According to police officials, a large number of suspected criminals hauled in terrorism-related cases are set free as law enforcement agencies fail to substantiate evidence against them before the court. “Merely 20 per cent of terror suspects have been convicted during the last three years in Balochistan,” a senior police officer told The Express Tribune. In all, 308 criminals had been arrested but 80 per cent of them were acquitted, he added.
Despite an unprecedented upsurge in cases of targeted killings, bombings, suicide attacks and other militant violence that have virtually crippled the province for over a decade, Balochistan is still struggling to acquire a functional forensic laboratory – an essential facility required to examine evidence.
In the absence of a proper forensic facility, commonly known as crime lab, the police are being forced to send vital evidence to laboratories in Lahore or Karachi which results in a delay in the investigation process.
Law enforcement agencies in the insurgency-hit province lack modern crime lab which illustrates their inability to probe crimes and convict terror suspects. “In majority of the cases, results of DNA samples never come back,” a senior doctor at Quetta’s Provincial Sandeman Hospital said. One hundred such cases have been pending for almost a year, he added.
Commenting on the issue, Balochistan Home Secretary Akbar Durrani said funds for the establishment of a forensic department have been allocated and it will be completed within two years. “It will help the police to investigate incidents of terrorism,” he said, admitting that paucity of resources was the main reason for the delay.
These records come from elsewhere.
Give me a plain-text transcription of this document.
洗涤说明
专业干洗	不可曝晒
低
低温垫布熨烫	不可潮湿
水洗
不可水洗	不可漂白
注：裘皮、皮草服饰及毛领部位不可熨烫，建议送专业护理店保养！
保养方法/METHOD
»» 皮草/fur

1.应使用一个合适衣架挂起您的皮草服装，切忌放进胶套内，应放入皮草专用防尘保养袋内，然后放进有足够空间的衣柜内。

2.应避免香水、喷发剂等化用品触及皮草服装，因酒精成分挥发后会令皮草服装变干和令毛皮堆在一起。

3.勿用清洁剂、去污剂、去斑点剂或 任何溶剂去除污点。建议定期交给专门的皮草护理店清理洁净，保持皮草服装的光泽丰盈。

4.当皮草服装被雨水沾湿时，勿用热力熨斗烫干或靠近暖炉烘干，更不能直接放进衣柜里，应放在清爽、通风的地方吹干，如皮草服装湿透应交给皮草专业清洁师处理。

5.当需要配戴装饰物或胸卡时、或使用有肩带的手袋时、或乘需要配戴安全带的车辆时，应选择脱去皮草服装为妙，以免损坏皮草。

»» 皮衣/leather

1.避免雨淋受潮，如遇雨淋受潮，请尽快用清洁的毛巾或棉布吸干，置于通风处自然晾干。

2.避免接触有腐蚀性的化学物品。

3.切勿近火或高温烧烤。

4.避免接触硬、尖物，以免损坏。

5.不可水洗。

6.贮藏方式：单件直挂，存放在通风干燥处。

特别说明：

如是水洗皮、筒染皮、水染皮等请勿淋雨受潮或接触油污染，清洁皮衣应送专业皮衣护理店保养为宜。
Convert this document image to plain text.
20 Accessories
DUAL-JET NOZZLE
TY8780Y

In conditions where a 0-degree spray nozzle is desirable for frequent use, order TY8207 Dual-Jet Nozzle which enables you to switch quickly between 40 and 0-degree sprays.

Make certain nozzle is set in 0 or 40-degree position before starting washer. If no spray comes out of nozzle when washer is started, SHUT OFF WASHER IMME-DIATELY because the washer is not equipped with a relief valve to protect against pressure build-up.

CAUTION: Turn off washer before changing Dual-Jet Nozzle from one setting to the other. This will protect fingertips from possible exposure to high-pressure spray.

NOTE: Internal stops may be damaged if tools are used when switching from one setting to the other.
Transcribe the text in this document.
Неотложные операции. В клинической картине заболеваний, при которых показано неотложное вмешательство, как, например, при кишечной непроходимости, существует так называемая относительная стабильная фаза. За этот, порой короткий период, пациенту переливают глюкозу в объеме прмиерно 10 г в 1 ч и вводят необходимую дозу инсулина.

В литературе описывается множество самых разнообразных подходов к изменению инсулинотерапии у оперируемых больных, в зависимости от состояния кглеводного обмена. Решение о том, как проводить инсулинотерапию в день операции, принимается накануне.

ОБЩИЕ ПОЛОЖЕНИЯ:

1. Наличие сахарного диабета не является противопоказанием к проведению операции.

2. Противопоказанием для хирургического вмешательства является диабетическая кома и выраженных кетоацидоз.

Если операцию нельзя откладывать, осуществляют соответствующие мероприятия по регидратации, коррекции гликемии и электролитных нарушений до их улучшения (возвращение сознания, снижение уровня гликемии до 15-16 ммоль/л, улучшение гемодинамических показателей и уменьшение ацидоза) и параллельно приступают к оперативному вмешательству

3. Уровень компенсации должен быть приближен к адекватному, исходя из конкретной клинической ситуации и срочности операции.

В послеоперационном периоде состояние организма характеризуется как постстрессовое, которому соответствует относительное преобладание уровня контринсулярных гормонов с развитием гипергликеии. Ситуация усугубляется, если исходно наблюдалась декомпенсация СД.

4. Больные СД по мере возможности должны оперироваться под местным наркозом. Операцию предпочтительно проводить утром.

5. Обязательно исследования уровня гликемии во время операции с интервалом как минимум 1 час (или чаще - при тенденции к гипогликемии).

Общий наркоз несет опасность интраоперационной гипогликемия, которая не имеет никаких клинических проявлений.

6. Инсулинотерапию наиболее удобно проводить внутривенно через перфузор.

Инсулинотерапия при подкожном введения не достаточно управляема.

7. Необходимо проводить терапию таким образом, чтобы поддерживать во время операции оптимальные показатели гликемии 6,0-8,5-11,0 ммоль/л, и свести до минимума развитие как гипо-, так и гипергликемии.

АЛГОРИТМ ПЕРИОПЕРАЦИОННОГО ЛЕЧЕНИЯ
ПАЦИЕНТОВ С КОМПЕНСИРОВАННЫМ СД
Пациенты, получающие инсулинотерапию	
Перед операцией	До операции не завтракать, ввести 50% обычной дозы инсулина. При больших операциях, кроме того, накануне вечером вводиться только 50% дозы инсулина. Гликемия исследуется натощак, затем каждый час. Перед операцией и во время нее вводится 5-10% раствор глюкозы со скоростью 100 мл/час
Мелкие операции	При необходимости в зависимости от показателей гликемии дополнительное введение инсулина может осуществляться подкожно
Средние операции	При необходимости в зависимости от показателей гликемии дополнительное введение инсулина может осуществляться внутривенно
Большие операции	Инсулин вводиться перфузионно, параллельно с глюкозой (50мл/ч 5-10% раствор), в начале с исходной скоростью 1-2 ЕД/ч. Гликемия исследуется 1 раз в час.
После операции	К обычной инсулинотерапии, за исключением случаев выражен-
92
Despite a spectrum of security threats, a senior police officer said, “The Quetta police had not been trained the way officials are trained in Peshawar and Karachi.”
Under the complex security arrangement in the province, a vast swathe of Balochistan comes under the jurisdiction of the Levies, an indigenous tribal force responsible for maintaining pubic order.
Highlighting the threats faced by the law enforcement agencies, the police official said “There is a spillover of Taliban militants in Balochistan. There is an insurgency and sectarian violence.”
“The main issue is the Baloch militancy as their prime target is law enforcement and security agencies and economic installations,” he said referring to the volatile security situation in the province.
Interestingly as the province grapples to acquire a forensic facility, the Quetta police chief claimed that the crime rate in the province had gone down. “Terrorism incidents have witnessed a sharp decline in 2014 as compared to last year,” Abdul Razzaq Cheema, the capital city police officer, said while talking to The Express Tribune.
According to details provided by the Quetta police, there have been 14 incidents of sectarian killings, seven attacks on law enforcement agencies, 47 explosions, three suicide attacks and 22 incidents of abduction for ransom during the outgoing. These incidents, according to the provincial police, are comparatively lower than previous years.
Published in The Express Tribune, December 29th, 2014.